今回同行していただいた「せらさん」は、オタク知識もばっちりというメイドさん。写真を見ていただければ一目瞭然だが、こんな冗談半分の取材には大変もったいない、すばらしい方であるとだけ言っておく。受付を済ませて取材に繰り出そうとすると、瀕死のはずの編集Cさんから携帯に下記のようなメールが届いていた。
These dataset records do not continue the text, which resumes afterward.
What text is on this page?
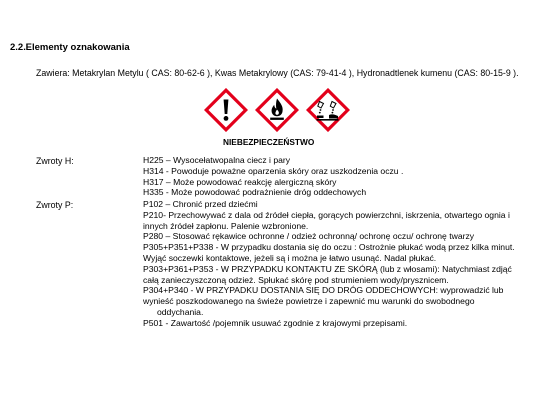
2.2. Elementy oznakowania
Zawiera: Metakrylan Metylu ( CAS: 80-62-6 ), Kwas Metakrylowy (CAS: 79-41-4 ), Hydronadtlenek kumenu (CAS: 80-15-9 ).
NIEBEZPIECZEŃSTWO
Zwroty H:	H225 – Wysocełatwopalna ciecz i pary
H314 - Powoduje poważne oparzenia skóry oraz uszkodzenia oczu .
H317 – Może powodować reakcję alergiczną skóry
H335 - Może powodować podrażnienie dróg oddechowych
Zwroty P:	P102 – Chronić przed dziećmi
P210- Przechowywać z dala od źródeł ciepła, gorących powierzchni, iskrzenia, otwartego ognia i
innych źródeł zapłonu. Palenie wzbronione.
P280 – Stosować rękawice ochronne / odzież ochronną/ ochronę oczu/ ochronę twarzy
P305+P351+P338 - W przypadku dostania się do oczu : Ostrożnie płukać wodą przez kilka minut.
Wyjąć soczewki kontaktowe, jeżeli są i można je łatwo usunąć. Nadal płukać.
P303+P361+P353 - W PRZYPADKU KONTAKTU ZE SKÓRĄ (lub z włosami): Natychmiast zdjąć
całą zanieczyszczoną odzież. Spłukać skórę pod strumieniem wody/prysznicem.
P304+P340 - W PRZYPADKU DOSTANIA SIĘ DO DRÓG ODDECHOWYCH: wyprowadzić lub
wynieść poszkodowanego na świeże powietrze i zapewnić mu warunki do swobodnego
oddychania.
P501 - Zawartość /pojemnik usuwać zgodnie z krajowymi przepisami.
「グダグダにならないよう指令を出しておきます。僕が出演している『アニメTV』という番組で、この間『ハピネス』というCDを出したので、メイドさんと一緒に買ってきてください」

本人の許可を得たのでここで明かしてしまうが、このコラムを担当する「Cさん」こと千葉さんはマイコミジャーナル編集部で働く傍ら、テレビ神奈川で土曜深夜に放送中の長寿番組『アニメTV』で、声優の山本麻里安さんと共演しているという変わった人でもある。で、その千葉さんがミッションとして、自分の出演番組のCD(千葉さんが作詞を担当、歌うは山本麻里安さん)を買ってこいと言う……。

「アンタが得するだけやんけ!」

思わず携帯の画面に向かってツッコミを入れた私だったが、漫然と秋葉原をぶらつくより、こんな目的でもあったほうがいいのは確かなので、おとなしく指令に従うことにした。ビルから外に出ると秋葉原は平日でもかなり人手は多い。黙っていても取材にならないので、せらさんに案内していただきながらお話をうかがう。

「デートは私服のほうが多いですね。やっぱりメイド服で一緒に歩くとなると恥ずかしいっていう人が多くて、最初はメイド服を頼むんだけど、だんだん人の目が気になり出して……みたいな。でも途中で着替えられないんで、そこは乗り切ってもらってます(笑)。着ている私たちは全然平気なんですよ。秋葉原ならメイドさんがチラシを配ってたり、一般の方も普通にメイド服で歩いてたりしますし。だから気にしてるのは、きっとその人だけですね(笑)」

せらさん、にこやかにぶっちゃけた! でも確かにメイドさんと歩きながら取材していても注目されるようなことはない。「秋葉原ではおかしくないんで、いつもメイド服でご利用くださるとうれしいです」とのことなので、みなさんも遠慮なくメイドさんとデートしていただきたい。さて、そうこうするうちにソフマップ秋葉原音楽CD館に到着。探していたCDもおかげで無事に見つかった。ご主人様なら買い物ぐらいメイドに言いつけるものだが、私は小市民なので自分で買う。

お店に到着しました。ガイドは手慣れたもの

こちらが例のCD。個人的には左の山本正之のCDもかなり気になる

自分の買い物をメイドさんに買わせるなんて! というわけで、せらさんに撮ってもらう。本来メイドさんを撮影すべき記事としてはかなり本末転倒

せらさんの案内のおかげで目的の品を無事に購入。編集千葉さんへの義理を果たしてひと安心だが、そう言えば次の予定をまだ決めていない。取材時間はそんなにあるわけではないので、選択肢はそれほど多くなさそうだが……とその時、ちょっと試してみたいことが頭にひらめいた。

野口「メイド喫茶ってどうですかね?」
せらさん「じゃあ私がよく行くお店に行きましょう」

というわけで次回はメイドさんとメイド喫茶に行ってきます。なにその「カレーライスにカレーかけてみました」みたいな話。